Let $X,Y\in F_3, c\in \mathbb{C}$

$\therefore T(aX+Y)=A(aX+Y)=aAX+AY=aT(X)+T(Y)$

Hence $T$ is a linear transformation.

(ii)

Claim:- $\{A_1=\begin{bmatrix}1\\2\\-1\end{bmatrix},A_2=\begin{bmatrix}-1\\1\\-2\end{bmatrix}\}$ is a Basis of $Im(T)$ .

Proof:-

Any element of $Im(T)$ can be expressed by columns of $A \;\;i.e. \;A_1, A_2,A_3$

$\therefore Im(T)=span(\{A_1, A_2,A_3\})$

$A_3=\frac{2}{3}A_1-\frac{4}{3}A_2$

$\therefore A_3\in span(\{A_1,A_2\})$

$\Rightarrow span(\{A_1,A_2\})= span(\{A_1,A_2,A_3\})=Im(T)$ ...(1)

Now $A_1,A_2$ are independent [ as $\exists no\;c\in \mathbb{C}\ni A_1=cA_2$ ] ...(2)

So, from above two facts, we can conclude that ,

$\{\begin{bmatrix}1\\2\\-1\end{bmatrix},\begin{bmatrix}-1\\1\\-2\end{bmatrix}\}$ is a Basis of $Im(T)$ ...(Proved)

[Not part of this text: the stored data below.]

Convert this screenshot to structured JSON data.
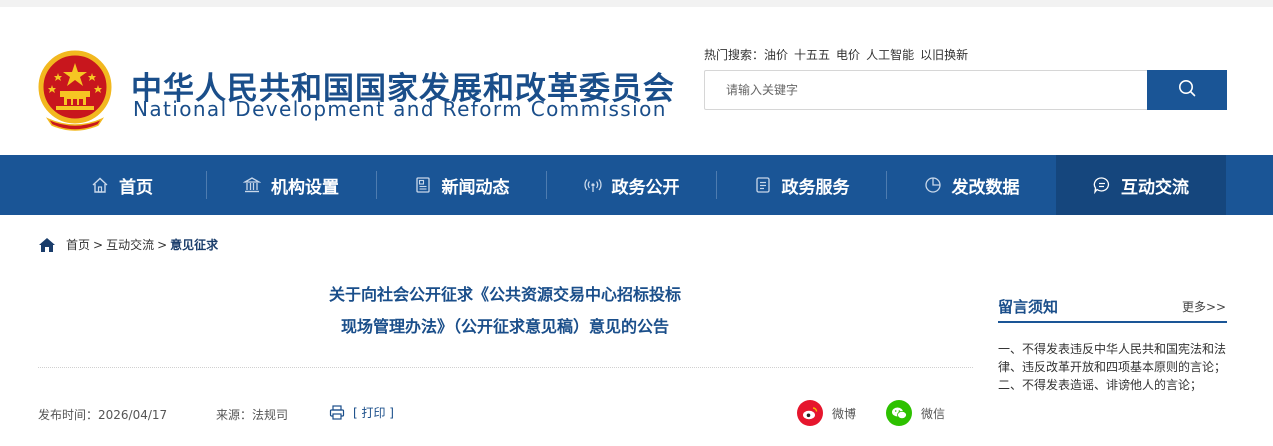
{
  "header": {
    "title_cn": "中华人民共和国国家发展和改革委员会",
    "title_en": "National Development and Reform Commission",
    "emblem_icon": "national-emblem-icon"
  },
  "search": {
    "hot_label": "热门搜索：",
    "hot_terms": [
      "油价",
      "十五五",
      "电价",
      "人工智能",
      "以旧换新"
    ],
    "placeholder": "请输入关键字",
    "icon": "search-icon"
  },
  "nav": {
    "items": [
      {
        "label": "首页",
        "icon": "home-icon"
      },
      {
        "label": "机构设置",
        "icon": "building-icon"
      },
      {
        "label": "新闻动态",
        "icon": "news-icon"
      },
      {
        "label": "政务公开",
        "icon": "broadcast-icon"
      },
      {
        "label": "政务服务",
        "icon": "document-icon"
      },
      {
        "label": "发改数据",
        "icon": "pie-chart-icon"
      },
      {
        "label": "互动交流",
        "icon": "chat-icon"
      }
    ],
    "active_index": 6
  },
  "breadcrumb": {
    "items": [
      "首页",
      "互动交流",
      "意见征求"
    ],
    "separator": ">"
  },
  "article": {
    "title_line1": "关于向社会公开征求《公共资源交易中心招标投标",
    "title_line2": "现场管理办法》（公开征求意见稿）意见的公告",
    "publish_label": "发布时间：",
    "publish_date": "2026/04/17",
    "source_label": "来源：",
    "source": "法规司",
    "print_label": "[ 打印 ]",
    "share": {
      "weibo": "微博",
      "wechat": "微信"
    }
  },
  "sidebar": {
    "title": "留言须知",
    "more": "更多>>",
    "lines": [
      "一、不得发表违反中华人民共和国宪法和法律、违反改革开放和四项基本原则的言论；",
      "二、不得发表造谣、诽谤他人的言论；"
    ]
  },
  "colors": {
    "brand_blue": "#1a5596",
    "nav_active": "#15467d",
    "title_blue": "#1a4e8a",
    "weibo_red": "#e6162d",
    "wechat_green": "#2dc100"
  }
}
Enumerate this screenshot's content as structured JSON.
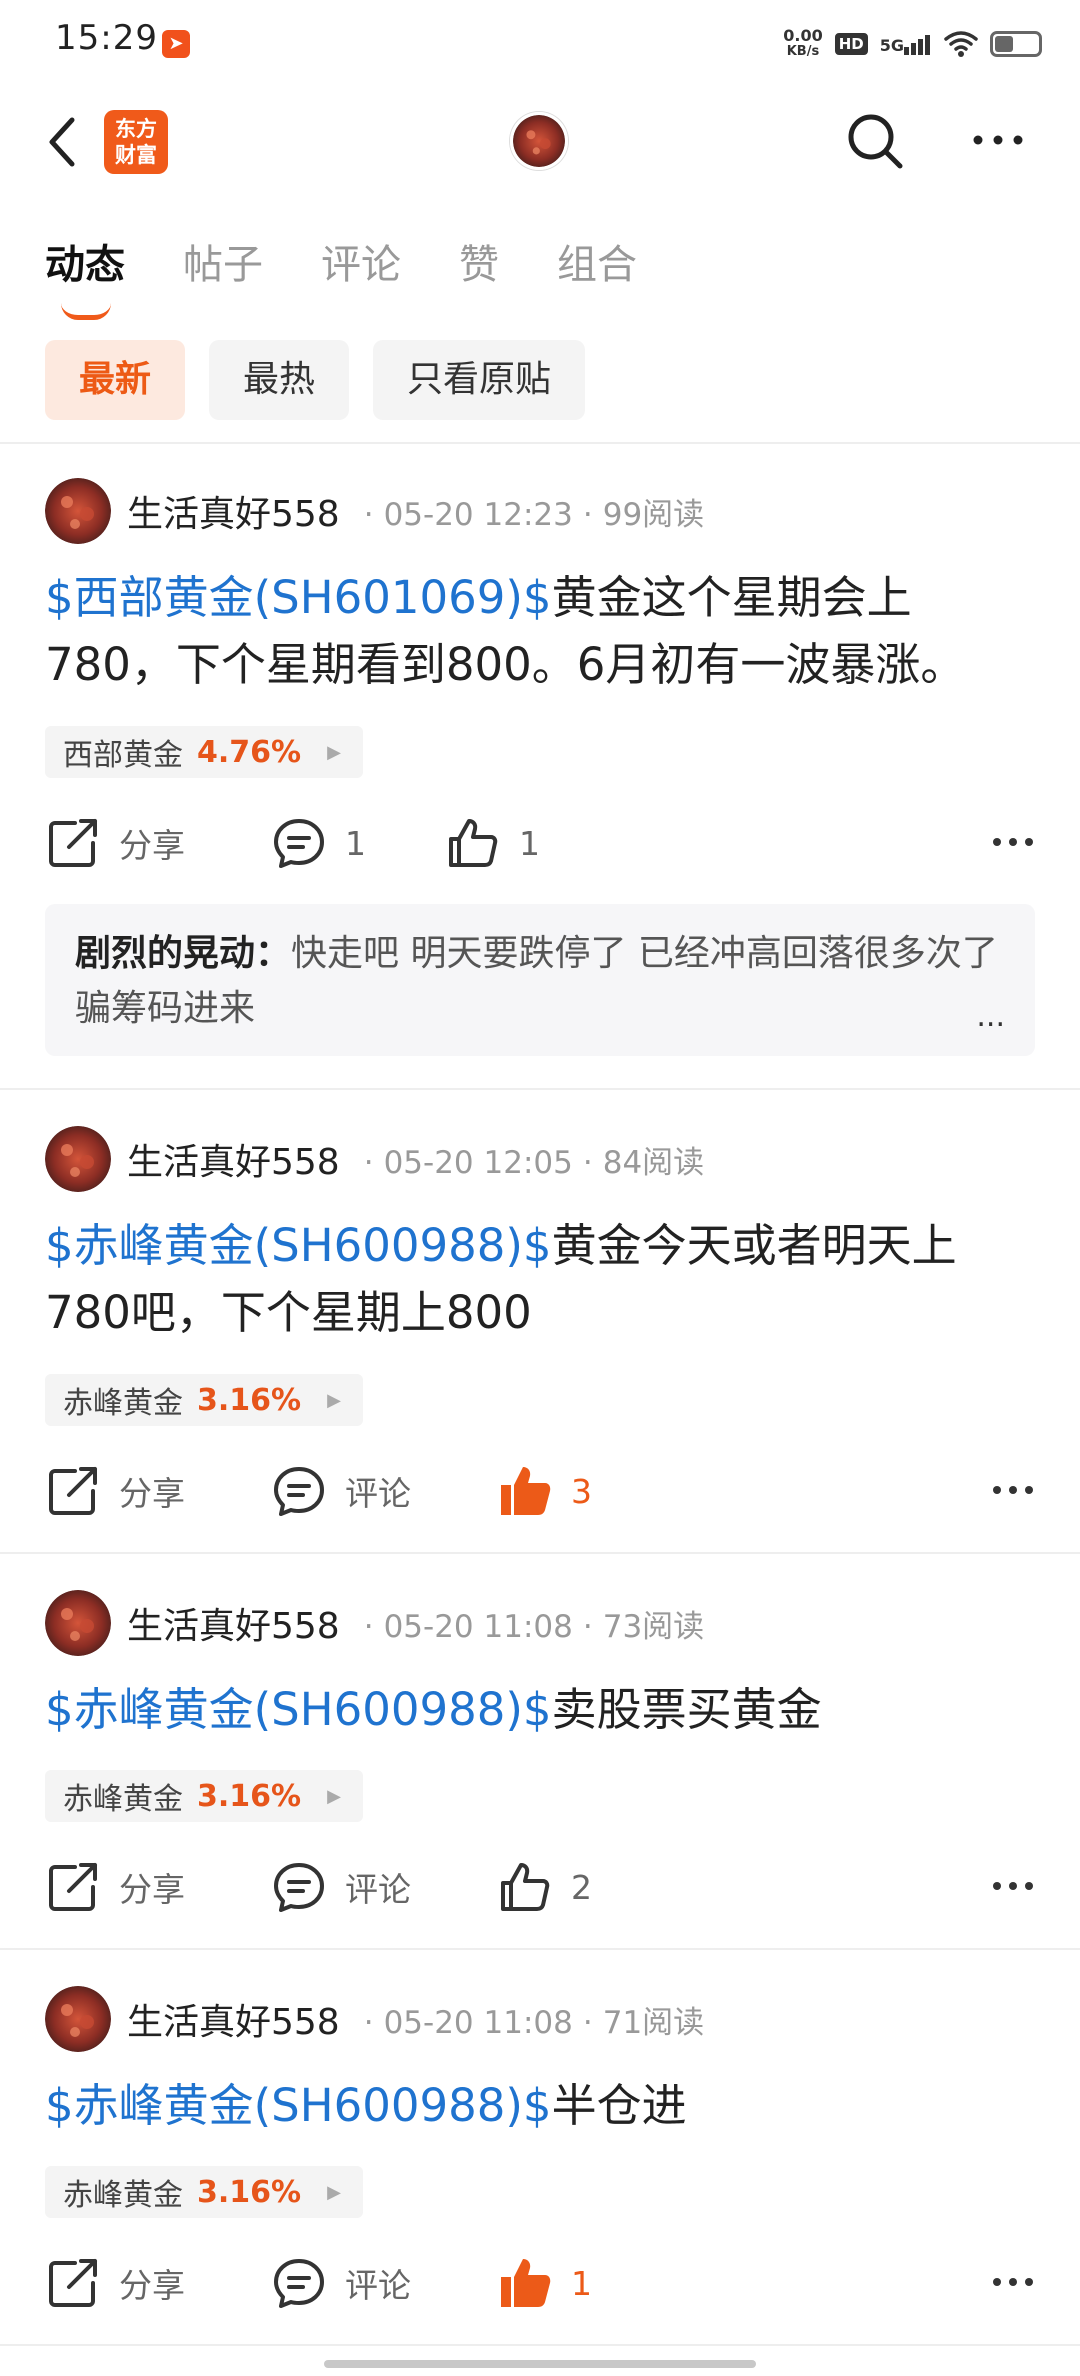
{
  "status_bar": {
    "time": "15:29",
    "net_speed": "0.00",
    "net_unit": "KB/s",
    "hd": "HD",
    "network": "5G"
  },
  "nav": {
    "logo_line1": "东方",
    "logo_line2": "财富"
  },
  "tabs": [
    "动态",
    "帖子",
    "评论",
    "赞",
    "组合"
  ],
  "filters": [
    "最新",
    "最热",
    "只看原贴"
  ],
  "actions_labels": {
    "share": "分享",
    "comment": "评论"
  },
  "posts": [
    {
      "author": "生活真好558",
      "time": "05-20 12:23",
      "reads": "99阅读",
      "stock_tag": "$西部黄金(SH601069)$",
      "text": "黄金这个星期会上780，下个星期看到800。6月初有一波暴涨。",
      "quote_name": "西部黄金",
      "quote_pct": "4.76%",
      "comment_count": "1",
      "like_count": "1",
      "liked": false,
      "top_comment": {
        "name": "剧烈的晃动：",
        "text": "快走吧 明天要跌停了 已经冲高回落很多次了 骗筹码进来",
        "ellipsis": "..."
      }
    },
    {
      "author": "生活真好558",
      "time": "05-20 12:05",
      "reads": "84阅读",
      "stock_tag": "$赤峰黄金(SH600988)$",
      "text": "黄金今天或者明天上780吧，下个星期上800",
      "quote_name": "赤峰黄金",
      "quote_pct": "3.16%",
      "comment_count": "评论",
      "like_count": "3",
      "liked": true
    },
    {
      "author": "生活真好558",
      "time": "05-20 11:08",
      "reads": "73阅读",
      "stock_tag": "$赤峰黄金(SH600988)$",
      "text": "卖股票买黄金",
      "quote_name": "赤峰黄金",
      "quote_pct": "3.16%",
      "comment_count": "评论",
      "like_count": "2",
      "liked": false
    },
    {
      "author": "生活真好558",
      "time": "05-20 11:08",
      "reads": "71阅读",
      "stock_tag": "$赤峰黄金(SH600988)$",
      "text": "半仓进",
      "quote_name": "赤峰黄金",
      "quote_pct": "3.16%",
      "comment_count": "评论",
      "like_count": "1",
      "liked": true
    }
  ],
  "colors": {
    "accent": "#ed5a15",
    "stock_link": "#1f73cf",
    "chip_active_bg": "#fde9df"
  }
}
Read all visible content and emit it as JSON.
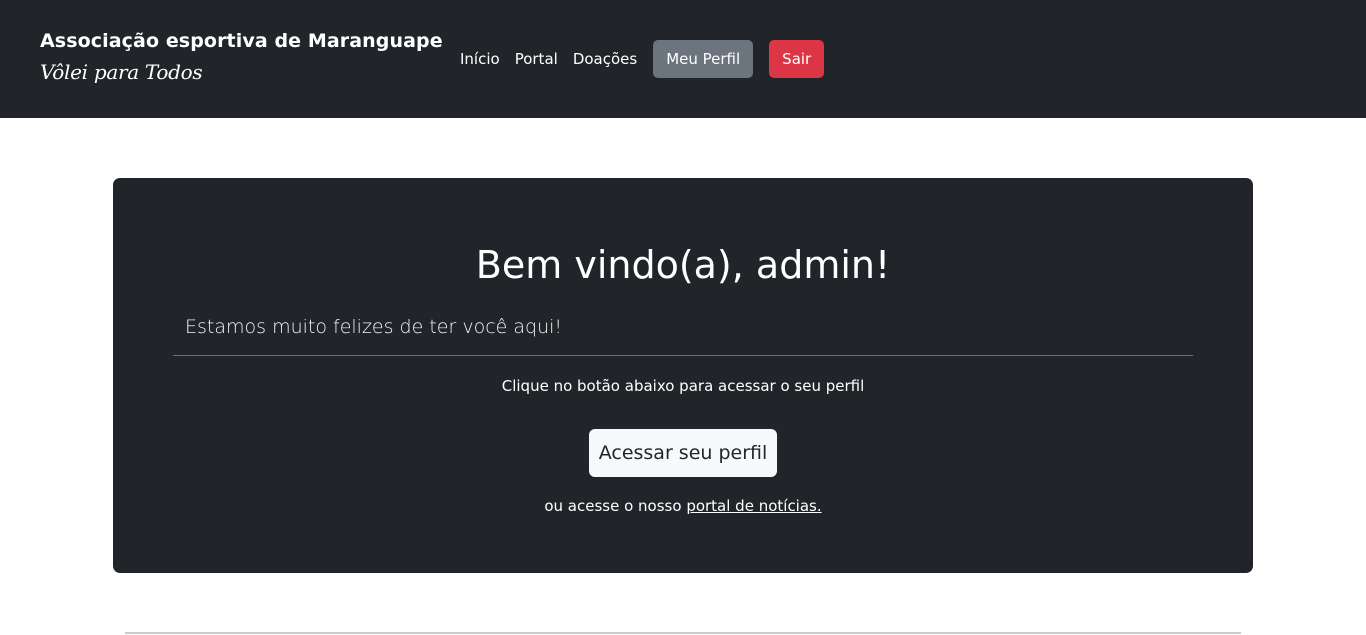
{
  "header": {
    "brand_title": "Associação esportiva de Maranguape",
    "brand_tagline": "Vôlei para Todos",
    "nav": {
      "home": "Início",
      "portal": "Portal",
      "donations": "Doações",
      "profile": "Meu Perfil",
      "logout": "Sair"
    }
  },
  "main": {
    "welcome": "Bem vindo(a), admin!",
    "lead": "Estamos muito felizes de ter você aqui!",
    "cta_text": "Clique no botão abaixo para acessar o seu perfil",
    "cta_button": "Acessar seu perfil",
    "alt_prefix": "ou acesse o nosso ",
    "alt_link": "portal de notícias."
  },
  "colors": {
    "navbar_bg": "#212529",
    "card_bg": "#212529",
    "profile_button": "#6c757d",
    "logout_button": "#dc3545",
    "cta_button": "#f8f9fa"
  }
}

Therefore $\pmb{rank(T)=dim(Im(T))=2}$

(iii)

Null Space of $\;T=Null(T)=\{X\in F_3 | AX=0\}$

So,

$\;\;\;\;\;AX=0\\ \Rightarrow \begin{bmatrix}1&-1&2\\2&1&0\\-1&-2&2\end{bmatrix}\begin{bmatrix}x_1\\x_2\\x_3\end{bmatrix}=0\\ \Rightarrow \begin{bmatrix}1&0&2/3\\0&1&-4/3\\0&0&0\end{bmatrix}\begin{bmatrix}x_1\\x_2\\x_3\end{bmatrix}=0\\ \Rightarrow x_1+\frac{2x_3}{3}=0, \;x_2-\frac{4x_3}{3}=0$

[let $x_3=k$]

$\Rightarrow X\in\{k\begin{bmatrix}-2/3\\4/3\\1\end{bmatrix}: k\in \mathbb{C}\}$

$\therefore Null(T)=\{k\begin{bmatrix}-2/3\\4/3\\1\end{bmatrix}: k\in \mathbb{C}\}$

Clearly Null(T) is generated by 1 element.

Hence, $\pmb{Nullity\;\;of \;\;T=dim(Null(T))=1}$.